Net income for the fourth quarter of 2009 was $20.1 million, or $0.49 per diluted share. Net income in the fourth quarter of 2008 was $23.9 million, or $0.58 per diluted share. Revenue for the fourth quarter of 2009 was $365.0 million, compared to revenue of $395.4 million in the same period of 2008.


"Fourth quarter 2009 operating profit benefitted from strong property sales and a non-operating gain in Agribusiness, which offset the impacts on Ocean Transportation segment results from rudder damage to one of the Company’s vessels," said Stan Kuriyama, president and chief executive officer of A&B. "The Company’s modest profit in 2009 was hard earned in a very difficult operating environment for all of our lines of business. The cost cutting actions we took in 2008 and 2009, the investments we have continued to make in our businesses and the Company’s firm financial footing will position us well in 2010 as the markets we serve begin to recover. We continue to make strategic investments and pursue opportunities throughout our businesses to facilitate future growth, with a current emphasis on Hawaii real estate."
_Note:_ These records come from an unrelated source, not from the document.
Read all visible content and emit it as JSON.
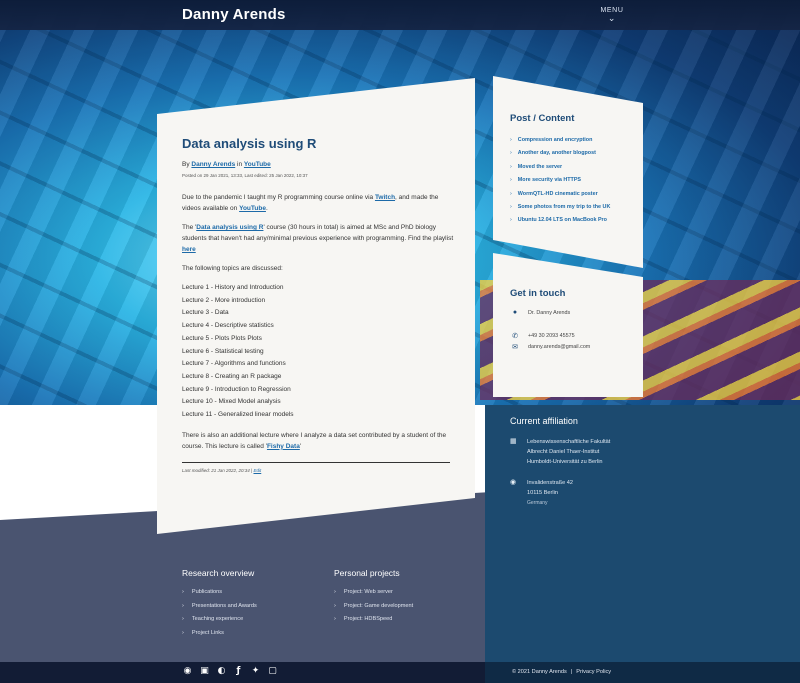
{
  "header": {
    "brand": "Danny Arends",
    "menu_label": "MENU"
  },
  "post": {
    "title": "Data analysis using R",
    "byline_prefix": "By",
    "author": "Danny Arends",
    "byline_in": "in",
    "category": "YouTube",
    "posted": "Posted on 29 Jan 2021, 13:33, Last edited: 25 Jan 2022, 10:37",
    "intro_before": "Due to the pandemic I taught my R programming course online via ",
    "intro_link1": "Twitch",
    "intro_mid": ", and made the videos available on ",
    "intro_link2": "YouTube",
    "intro_end": ".",
    "course_before": "The '",
    "course_link": "Data analysis using R",
    "course_mid": "' course (30 hours in total) is aimed at MSc and PhD biology students that haven't had any/minimal previous experience with programming. Find the playlist ",
    "course_link2": "here",
    "topics_intro": "The following topics are discussed:",
    "lectures": [
      "Lecture 1 - History and Introduction",
      "Lecture 2 - More introduction",
      "Lecture 3 - Data",
      "Lecture 4 - Descriptive statistics",
      "Lecture 5 - Plots Plots Plots",
      "Lecture 6 - Statistical testing",
      "Lecture 7 - Algorithms and functions",
      "Lecture 8 - Creating an R package",
      "Lecture 9 - Introduction to Regression",
      "Lecture 10 - Mixed Model analysis",
      "Lecture 11 - Generalized linear models"
    ],
    "extra_before": "There is also an additional lecture where I analyze a data set contributed by a student of the course. This lecture is called '",
    "extra_link": "Fishy Data",
    "extra_end": "'",
    "last_modified": "Last modified: 21 Jan 2022, 20:34 |",
    "edit_link": "Edit"
  },
  "sidebar": {
    "posts_title": "Post / Content",
    "posts": [
      "Compression and encryption",
      "Another day, another blogpost",
      "Moved the server",
      "More security via HTTPS",
      "WormQTL-HD cinematic poster",
      "Some photos from my trip to the UK",
      "Ubuntu 12.04 LTS on MacBook Pro"
    ],
    "contact_title": "Get in touch",
    "contact_name": "Dr. Danny Arends",
    "contact_phone": "+49 30 2093 45575",
    "contact_email": "danny.arends@gmail.com"
  },
  "affiliation": {
    "title": "Current affiliation",
    "institute_lines": [
      "Lebenswissenschaftliche Fakultät",
      "Albrecht Daniel Thaer-Institut",
      "Humboldt-Universität zu Berlin"
    ],
    "address_lines": [
      "Invalidenstraße 42",
      "10115 Berlin",
      "Germany"
    ]
  },
  "footer": {
    "research_title": "Research overview",
    "research_items": [
      "Publications",
      "Presentations and Awards",
      "Teaching experience",
      "Project Links"
    ],
    "personal_title": "Personal projects",
    "personal_items": [
      "Project: Web server",
      "Project: Game development",
      "Project: HDBSpeed"
    ],
    "copyright": "© 2021 Danny Arends",
    "privacy": "Privacy Policy"
  },
  "icons": {
    "social": [
      "github-icon",
      "linkedin-icon",
      "instagram-icon",
      "facebook-icon",
      "twitter-icon",
      "twitch-icon"
    ]
  }
}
"In 2009, sharp declines in Ocean Transportation’s Hawaii volumes and China rates more than offset improvements in Hawaii and Guam yields. Our Logistics Services segment suffered major reductions in both volumes and rates, driven by trends felt across the industry. Our Agribusiness segment continued to struggle with drought-induced lower yields in its core sugar operations and lower rates received for power it produced and sold to the electric utilities on Maui and Kauai. The impacts of the economic downturn were seen in lower occupancies and rents in the leased portfolio and minimal sales from development projects and joint ventures. These declines more than offset the Company’s strong performance in improved property sales. In the aggregate, the Company’s results also reflected a $24 million year-over-year negative variance in non-cash pension expense, which impacted results in each of our segments."

"Despite the challenging earnings environment, the Company generated positive operating cash flow, while improving its overall financial condition. Our strong balance sheet, ample liquidity and modest debt position leave us well positioned to take advantage of market opportunities. We enter the year with the ongoing benefits of our comprehensive cost reductions and are gaining momentum in our opportunistic investment programs. While some of 2009’s economic challenges will persist throughout 2010, the Company is much better positioned to create near-term earnings growth and long-term value in a more stabilized environment."

"Our core business segments each face challenges and opportunities in 2010. Ocean Transportation should benefit from stabilizing volumes in the key Hawaii trade and a firming of pricing in the China trade, but may be challenged to achieve historical margins at lower volume levels. Logistics Services should similarly benefit from some recovery in domestic volumes and rates, although the disintermediation of its international intermodal business will dampen growth prospects. Increases in domestic sugar prices and improving yield forecasts have positioned Agribusiness for a major improvement in 2010. Adequate access to irrigation water must be maintained to ensure ongoing operating viability over the longer term."

"Real Estate Leasing will be challenged with lower revenues due to lower rents and occupancies, and higher depreciation related to newly acquired properties, but will continue to generate significant cash net operating income. Demand for quality properties remains intact, which should translate into continued strong results from improved property sales, as evidenced by our recently completed sale of the Mililani Shopping Center. While signs of a recovery in Hawaii’s real estate markets are expected in 2010, no meaningful pick up in sales from development projects and joint ventures is currently anticipated. We are seeing more rational pricing in Hawaii real estate assets, and with two modest ‘Project X’ investments over the past two months, we have resumed making non-1031 investments in the state."

"As economic growth returns, we are confident that the Company’s capital resources to support new investments, and strong franchises and market positions in our shipping and real estate businesses, will result in shareholder value creation and earnings growth in 2010 and beyond."